2164. Le MANUEL des artistes et des amateurs ou Dictionnaire Historique et Mythologique des emblèmes, allégories, dévises, Paris 1770, vol. quattro in dodici.
In fine al quarto volume sta un’esposizione degli autori di mitologia, di geroglifici e emblemi e dell’arte pittorica: ma però i talmente piena di sbagli e di omissioni che non può fidarsi alcuno che la consulti senza cautele.
2715. VETRANI Antonii, Dissertatio de Sebeti antiquitate nomine, fama, cultu etc. adversus Jacobum Martorellium, Neapoli 1767, in 8, M. 48.
Col frontespizio figurato, opera piena di erudizione
.
3378. DAULLE Jean, Oeuvre. Recueil de 84 estampes gravées d’aprés les tableaux des plus grands peintres italiens, flamands, et français tirés des plus célebres cabinets de Paris: sans date, chez la Veuve Daullé a Paris, in fol., atl.
Questo nostro esemplare ricco di quattro tavole, oltre il numero annunciato nel frontespizio, contiene le più scelte prove e rende un’idea del merito dell’autore, che forse non è pregiato al grado che merita d’esserlo per la bellezza e la varietà del suo taglio.
2713. STUART James, and Revett Nicholas painters, and architects, The antiquities of Athens, mensured, and delineated etc., London, printed by John Haberkarn, 1762, in fol., fig., vol. 4.

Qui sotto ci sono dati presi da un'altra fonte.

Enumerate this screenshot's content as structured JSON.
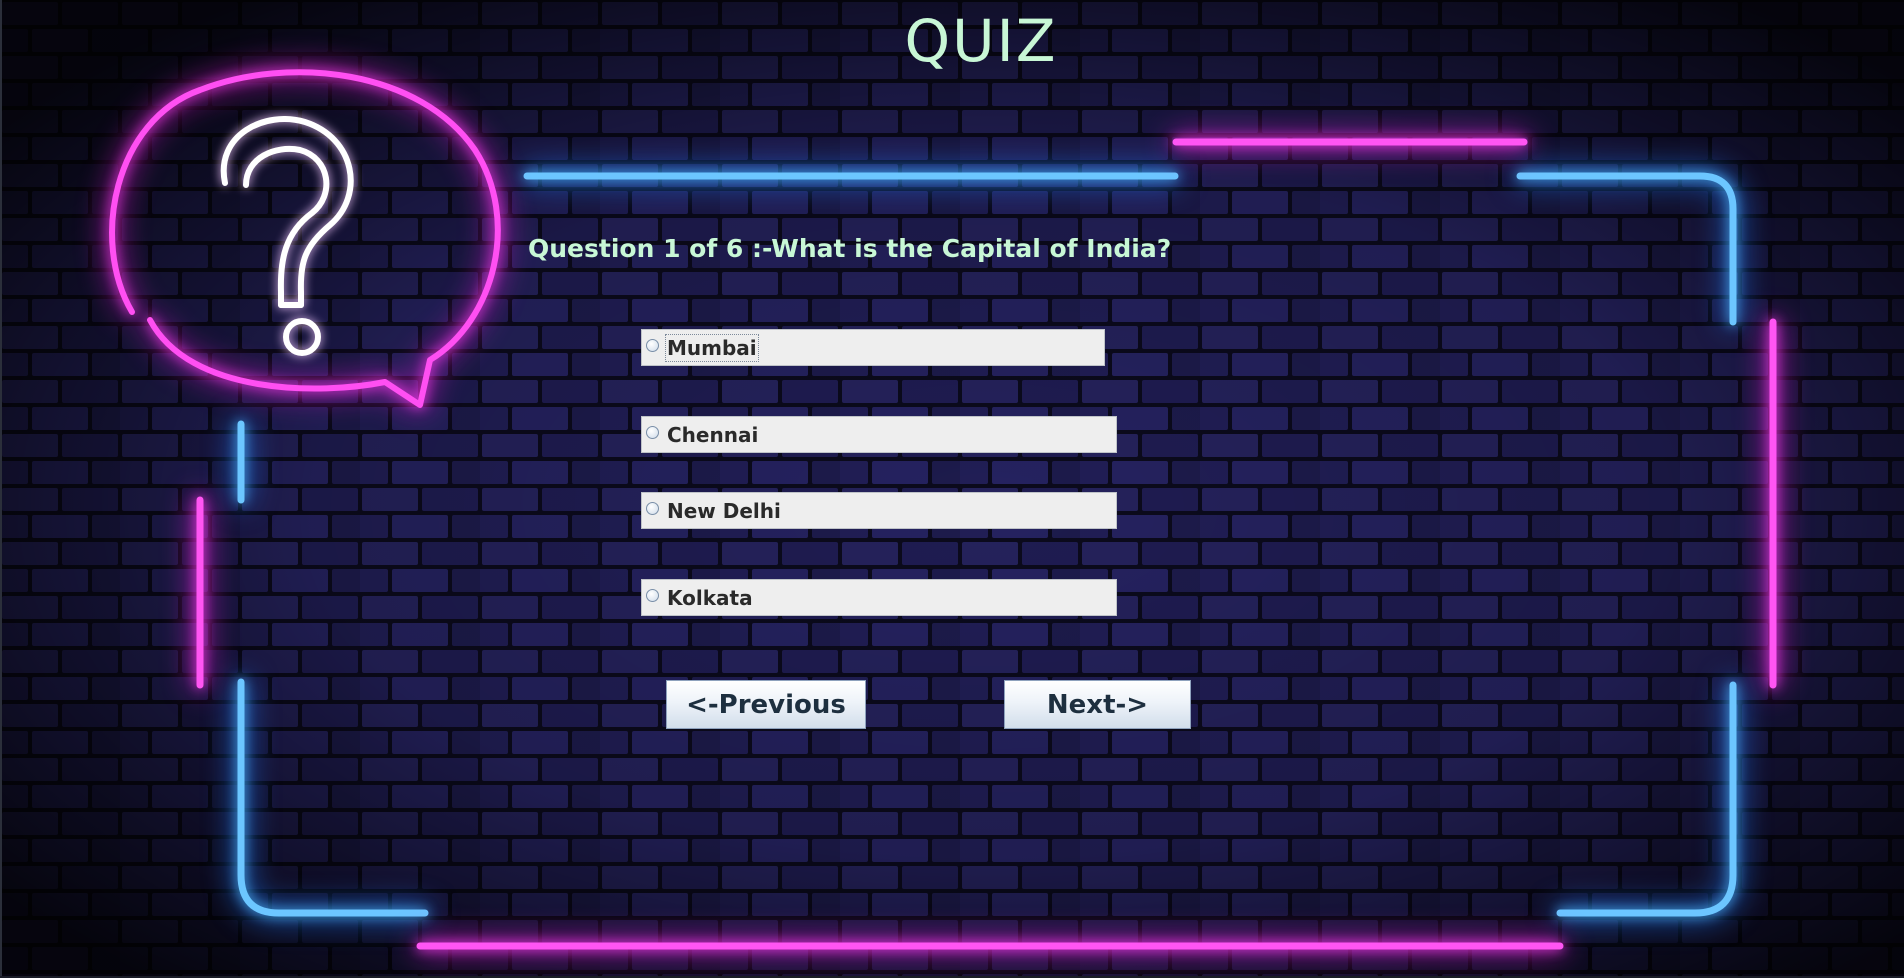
{
  "app": {
    "title": "QUIZ"
  },
  "question": {
    "text": "Question 1 of 6 :-What is the Capital of India?"
  },
  "options": [
    {
      "label": "Mumbai"
    },
    {
      "label": "Chennai"
    },
    {
      "label": "New Delhi"
    },
    {
      "label": "Kolkata"
    }
  ],
  "navigation": {
    "previous_label": "<-Previous",
    "next_label": "Next->"
  },
  "colors": {
    "title_text": "#c8f7d6",
    "neon_pink": "#ff3df2",
    "neon_blue": "#4fb8ff",
    "brick_wall": "#2c2870"
  }
}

Al fine d’ogni capitolo seguono le stampe de’ migliori bulini dell’Inghilterra. Il secondo volume comparve nel 1787 37 stampato da John Nichols col ritratto di Stuart in fronte. Il terzo volume comparve ne1 1794 per lo stesso stampatore. Il quarto ed ultimo volume fu stampato da Bensley 1816 col ritratto di Revert in fronte. Termina quest’opera completando i volumi precedenti coi disegni dei marmi della celebre collezione di lord Elgin. Certamente finora non produssero i torchi e non accolsero le biblioteche un’opera di maggior pregio per l’esatta esecuzione, con cui fu fatto questo insigne lavoro. Potrebbe ritenersi come quinto volume al seguito di questa grand’opera l’altro stampato nel 1817 per conto d’una società. Vedi Antiquities of Attica
.
227. VASARI, Ragionamenti sopra le invenzioni da lui dipinte in firenze nel palazzo R. Seconda edizione, Arezzo 1762, in 4.
Al frontispizio precede il ritratto del Vasari e questa ristampa è dedicata al sig. Angelo Bassi. L’editore ritenne, come avvi tutta l’apparenza, malgrado le variazioni indicate che le due edizioni del Giunti fossero una sola, e perciò disse questa seconda e non terza edizione. Questi ragionamenti, a guisa di dialogo, hanno per interlocutori il principe di Firenze e il pittore.
3260. MONACHII Thomae, De episcopatus Hortani antiquitate liber singularis, Romae 1759, in 4, figurato, M. 24.
Con quattro tavole d’iscrizioni e sigilli
.
4001. DRUMMOND Alexander, Travels through different cities of Germany, Italy, Grece, and several parts of Asia as far as the bank of the Euphrates etc., London 1754, in fol., fig.
Opera splendidamente stampata per la copia delle tavole con molto gusto delineate ed incise, e collocate a’ luoghi voluti dal testo. Il suo viaggio estendesi anche per gran parte d’Italia fino al suo imbarco per la Grecia, e sono curiose e singolari le ingenue osservazioni di questo autore.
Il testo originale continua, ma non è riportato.